Sen. Jim Munson, a member of the Progressive Senate Group, said he had intended to abstain on Wallin's amendment. But after listening to the debate, which included senators recounting their harrowing experiences with family members with dementia who died in agony, he concluded: "I think sometimes the Senate has to take the initiative and has to force the debate."
Senators rejected another amendment, proposed Wednesday by Conservative Senate leader Don Plett, that would have made it a crime for medical practitioners to discuss assisted dying with a patient unless the patient raised the subject first.
Plett argued that his amendment would help alleviate the concern of people with disabilities who've complained about feeling pressured to receive an assisted death.
But other senators argued that doctors and nurses have a professional obligation to discuss all available options with their patients.
Plett's amendment was defeated by a vote of 66-18, with one abstention.
Senators similarly overwhelmingly rejected amendments proposed by Conservative Sen. Denise Batters, which would have restored the requirements of a 10-day waiting period and two witnesses for people who are near death. The bill would do away with the first requirement and relax the second to one witness.
Senators also rejected an amendment, proposed by Conservative Sen. Yonah Martin, that would have deleted a clause specifying that when administering an assisted death, involuntary words, sounds or gestures in response to being touched are not to be considered a demonstration of resistance or refusal.

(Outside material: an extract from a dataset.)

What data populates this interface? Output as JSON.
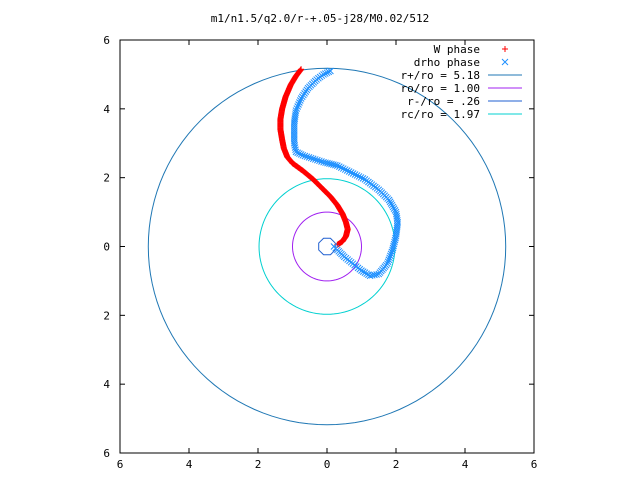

Martin argued that the law should err on the side of caution, particularly in light of a witness last week at a Senate committee, anesthesiologist Dr. Joel Zivot, who maintained an assisted death could be painful and akin to drowning, based on fluid in the lungs found in autopsies done on criminals executed by lethal injection in the United States.
But Sen. Stan Kutcher, a member of the Independent Senators Group, noted the drug cited as problematic by Zivot, who has never provided or even witnessed an assisted death, is not used to provide assisted dying.
Kutcher said he's received letters from dozens of doctors who do provide the procedure strenuously rebutting Zivot. One, he said, accused Zivot of peddling a "conspiracy theory" and pointing out that the lungs of some of his patients have been donated after an assisted death and an autopsy on one showed no fluid in the lungs.
Kutcher urged his fellow senators to rely on evidence from experts who actually provide assisted dying, "not from Prof. Google."